Target audience - who may benefit from the tutorial

This tutorial aims to translate expert knowledge from survey methodology that is typically applied in social science research to a broader interdisciplinary community, especially to those researchers who work with behavioral data collected from digital sources. We expect this tutorial to be of interest for participants from a variety of disciplinary backgrounds (e.g. computer science, information science, linguistics, sociology, psychology, political science, demography), particularly those who are interested in leveraging novel forms of digital traces for drawing inferences in areas such as public opinion, healthcare or public policy.

Prerquisites for attending?

Browse preliminary literature:

Groves, R. M., & Lyberg, L. (2010). Total survey error: Past, present, and future. Public opinion quarterly, 74(5), 849-879.
Sen, I., Flöck, F., Weller, K., Weiss, B., & Wagner, C. (2019). A Total Error Framework for Digital Traces of Humans. arXiv preprint arXiv:1907.08228.
Optional: Olteanu, A., Castillo, C., Diaz, F., & Kiciman, E. (2019). Social data: Biases, methodological pitfalls, and ethical boundaries. Frontiers in Big Data, 2, 13.

Planned Timeline

Introduction and Notation: Surveys and Digital Traces (10 minutes)
The Total Survey Error Framework (20 minutes)
An Error Framework for Digital Traces of Humans (30 minutes)
Applying the Framework: Case Studies and Examples (20 minutes)
Discussion and Questions (10 minutes)

Tutorial prepared by (presenters in bold):

Indira Sen is a doctoral candidate in Computational Social Science at GESIS, Leibniz Institute for the Social Sciences in Cologne, Germany. She is interested in understanding biases in inferential studies from digital traces, with a focus on natural language processing.

Dr. Fabian Flöck is a post-doctoral researcher at the Computational Social Science department at GESIS and team leader of the ‘Data Science’ team. He is interested in open and transparent data science, natural language processing, human computation, and collaborative production processes.

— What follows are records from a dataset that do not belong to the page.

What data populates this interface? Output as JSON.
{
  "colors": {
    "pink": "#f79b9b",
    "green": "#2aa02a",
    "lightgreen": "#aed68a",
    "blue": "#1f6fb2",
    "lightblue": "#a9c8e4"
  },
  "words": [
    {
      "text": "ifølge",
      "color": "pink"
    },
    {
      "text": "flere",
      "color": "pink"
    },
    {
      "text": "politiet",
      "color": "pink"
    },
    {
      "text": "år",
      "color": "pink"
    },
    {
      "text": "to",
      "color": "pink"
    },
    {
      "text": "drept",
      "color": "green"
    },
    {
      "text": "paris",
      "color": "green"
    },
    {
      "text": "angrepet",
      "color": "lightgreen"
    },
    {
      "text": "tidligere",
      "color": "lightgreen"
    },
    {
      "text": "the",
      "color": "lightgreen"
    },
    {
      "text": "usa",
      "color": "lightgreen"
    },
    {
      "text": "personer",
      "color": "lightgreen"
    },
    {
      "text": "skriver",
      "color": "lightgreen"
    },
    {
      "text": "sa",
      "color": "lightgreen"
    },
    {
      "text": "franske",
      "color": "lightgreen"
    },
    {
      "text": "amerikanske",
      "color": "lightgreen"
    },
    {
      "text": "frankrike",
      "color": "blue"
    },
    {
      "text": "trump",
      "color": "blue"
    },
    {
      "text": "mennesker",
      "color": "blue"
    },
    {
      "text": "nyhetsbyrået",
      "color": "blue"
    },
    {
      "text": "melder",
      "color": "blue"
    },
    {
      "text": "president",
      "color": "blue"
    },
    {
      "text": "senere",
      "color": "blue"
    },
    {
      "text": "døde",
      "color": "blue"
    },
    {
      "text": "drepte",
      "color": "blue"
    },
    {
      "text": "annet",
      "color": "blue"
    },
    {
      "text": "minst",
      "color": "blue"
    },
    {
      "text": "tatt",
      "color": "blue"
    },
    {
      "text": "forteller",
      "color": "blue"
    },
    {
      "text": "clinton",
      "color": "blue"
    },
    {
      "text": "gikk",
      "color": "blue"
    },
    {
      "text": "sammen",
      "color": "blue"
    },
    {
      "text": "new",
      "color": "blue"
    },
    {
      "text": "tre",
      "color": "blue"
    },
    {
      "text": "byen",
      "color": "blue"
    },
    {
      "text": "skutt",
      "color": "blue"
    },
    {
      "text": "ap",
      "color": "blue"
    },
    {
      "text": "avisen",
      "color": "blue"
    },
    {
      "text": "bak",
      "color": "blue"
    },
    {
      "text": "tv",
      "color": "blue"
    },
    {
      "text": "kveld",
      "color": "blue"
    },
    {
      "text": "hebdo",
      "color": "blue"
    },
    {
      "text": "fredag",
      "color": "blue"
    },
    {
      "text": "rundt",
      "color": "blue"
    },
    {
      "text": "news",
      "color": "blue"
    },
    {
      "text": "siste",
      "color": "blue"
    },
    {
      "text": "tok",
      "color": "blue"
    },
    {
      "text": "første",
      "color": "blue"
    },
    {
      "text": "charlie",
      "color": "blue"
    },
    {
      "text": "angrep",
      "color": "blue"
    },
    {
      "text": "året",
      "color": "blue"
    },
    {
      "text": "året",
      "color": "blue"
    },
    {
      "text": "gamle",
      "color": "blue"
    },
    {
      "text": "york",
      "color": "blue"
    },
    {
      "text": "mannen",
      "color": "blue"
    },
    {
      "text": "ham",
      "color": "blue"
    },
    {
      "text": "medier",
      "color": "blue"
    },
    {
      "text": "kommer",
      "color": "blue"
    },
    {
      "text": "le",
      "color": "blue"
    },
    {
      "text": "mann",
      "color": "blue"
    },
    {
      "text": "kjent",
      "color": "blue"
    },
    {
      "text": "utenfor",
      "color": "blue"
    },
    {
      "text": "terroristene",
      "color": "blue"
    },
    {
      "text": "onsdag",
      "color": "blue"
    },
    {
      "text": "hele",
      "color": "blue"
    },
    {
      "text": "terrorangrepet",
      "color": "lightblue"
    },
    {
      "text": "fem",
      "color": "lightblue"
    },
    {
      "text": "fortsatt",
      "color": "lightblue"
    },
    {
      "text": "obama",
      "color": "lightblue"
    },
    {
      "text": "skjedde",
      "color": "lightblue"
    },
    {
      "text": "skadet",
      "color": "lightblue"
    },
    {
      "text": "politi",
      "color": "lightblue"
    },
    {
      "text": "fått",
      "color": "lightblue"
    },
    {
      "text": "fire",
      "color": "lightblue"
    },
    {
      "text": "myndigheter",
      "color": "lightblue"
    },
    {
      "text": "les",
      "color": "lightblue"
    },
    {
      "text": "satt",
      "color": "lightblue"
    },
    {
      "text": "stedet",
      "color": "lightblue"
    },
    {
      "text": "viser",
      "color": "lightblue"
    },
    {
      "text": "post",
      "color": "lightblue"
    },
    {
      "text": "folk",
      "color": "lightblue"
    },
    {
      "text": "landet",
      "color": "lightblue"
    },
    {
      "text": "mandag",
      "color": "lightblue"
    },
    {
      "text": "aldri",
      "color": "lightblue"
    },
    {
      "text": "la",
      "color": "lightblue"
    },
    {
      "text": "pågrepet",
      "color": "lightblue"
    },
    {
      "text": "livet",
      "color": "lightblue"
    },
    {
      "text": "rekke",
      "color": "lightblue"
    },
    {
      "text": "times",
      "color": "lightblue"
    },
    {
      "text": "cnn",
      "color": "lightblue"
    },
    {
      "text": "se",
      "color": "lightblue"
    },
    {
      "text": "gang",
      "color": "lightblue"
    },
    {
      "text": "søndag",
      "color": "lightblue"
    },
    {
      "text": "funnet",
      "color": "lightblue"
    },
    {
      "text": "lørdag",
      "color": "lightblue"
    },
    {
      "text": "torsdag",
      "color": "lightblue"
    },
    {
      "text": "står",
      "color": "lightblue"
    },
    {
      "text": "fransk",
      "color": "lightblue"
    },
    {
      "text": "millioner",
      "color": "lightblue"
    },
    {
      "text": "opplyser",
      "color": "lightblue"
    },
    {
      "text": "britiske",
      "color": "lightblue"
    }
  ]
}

Dr. Katrin Weller is an information scientist working at the Computational Social Science department at GESIS and team leader of “Social Analytics and Services”. Her research focus is on social media, new types of research data and data preservation, scholarly communication & altmetrics, web users and communication structures.

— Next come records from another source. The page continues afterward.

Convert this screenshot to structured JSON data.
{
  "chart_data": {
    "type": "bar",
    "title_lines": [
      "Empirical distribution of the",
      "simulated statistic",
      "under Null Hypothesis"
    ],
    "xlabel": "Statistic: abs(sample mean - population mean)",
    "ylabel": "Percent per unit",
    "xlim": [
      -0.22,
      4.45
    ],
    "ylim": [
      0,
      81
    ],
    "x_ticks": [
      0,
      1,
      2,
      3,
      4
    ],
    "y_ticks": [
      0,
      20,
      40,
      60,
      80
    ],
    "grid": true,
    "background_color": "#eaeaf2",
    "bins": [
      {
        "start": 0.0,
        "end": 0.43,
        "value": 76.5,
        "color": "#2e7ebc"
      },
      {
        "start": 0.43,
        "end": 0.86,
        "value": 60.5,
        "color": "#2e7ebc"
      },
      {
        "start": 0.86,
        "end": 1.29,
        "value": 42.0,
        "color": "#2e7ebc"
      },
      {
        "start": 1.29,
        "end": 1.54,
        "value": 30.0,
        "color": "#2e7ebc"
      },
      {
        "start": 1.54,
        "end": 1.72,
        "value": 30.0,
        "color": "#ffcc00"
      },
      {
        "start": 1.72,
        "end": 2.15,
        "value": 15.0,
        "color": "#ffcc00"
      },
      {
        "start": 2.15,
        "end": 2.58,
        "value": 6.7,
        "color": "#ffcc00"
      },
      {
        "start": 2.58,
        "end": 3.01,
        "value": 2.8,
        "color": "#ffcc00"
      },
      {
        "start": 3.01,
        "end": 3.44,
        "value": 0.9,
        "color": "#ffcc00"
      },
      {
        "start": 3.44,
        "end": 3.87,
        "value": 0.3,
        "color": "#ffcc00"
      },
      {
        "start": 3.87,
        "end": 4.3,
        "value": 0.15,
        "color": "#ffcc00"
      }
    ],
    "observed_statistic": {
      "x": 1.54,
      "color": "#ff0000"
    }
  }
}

Dr. Bernd Weiß is head of the GESIS Panel, a probability-based mixed mode panel, and deputy head of the department Survey Design and Methodology at GESIS, Mannheim. His research interests focus on methods of empirical research in the social sciences (especially, survey methodology, and research synthesis).

JProf. Dr. Claudia Wagner is an assistant professor in Computer Science at University Koblenz-Landau and the interim Scientific Director of the Computational Social Science department at GESIS. Her research focuses on methodological challenges that arise when using digital trace data to build models of human behavior and attitudes and the impact of the digitalization on society and science.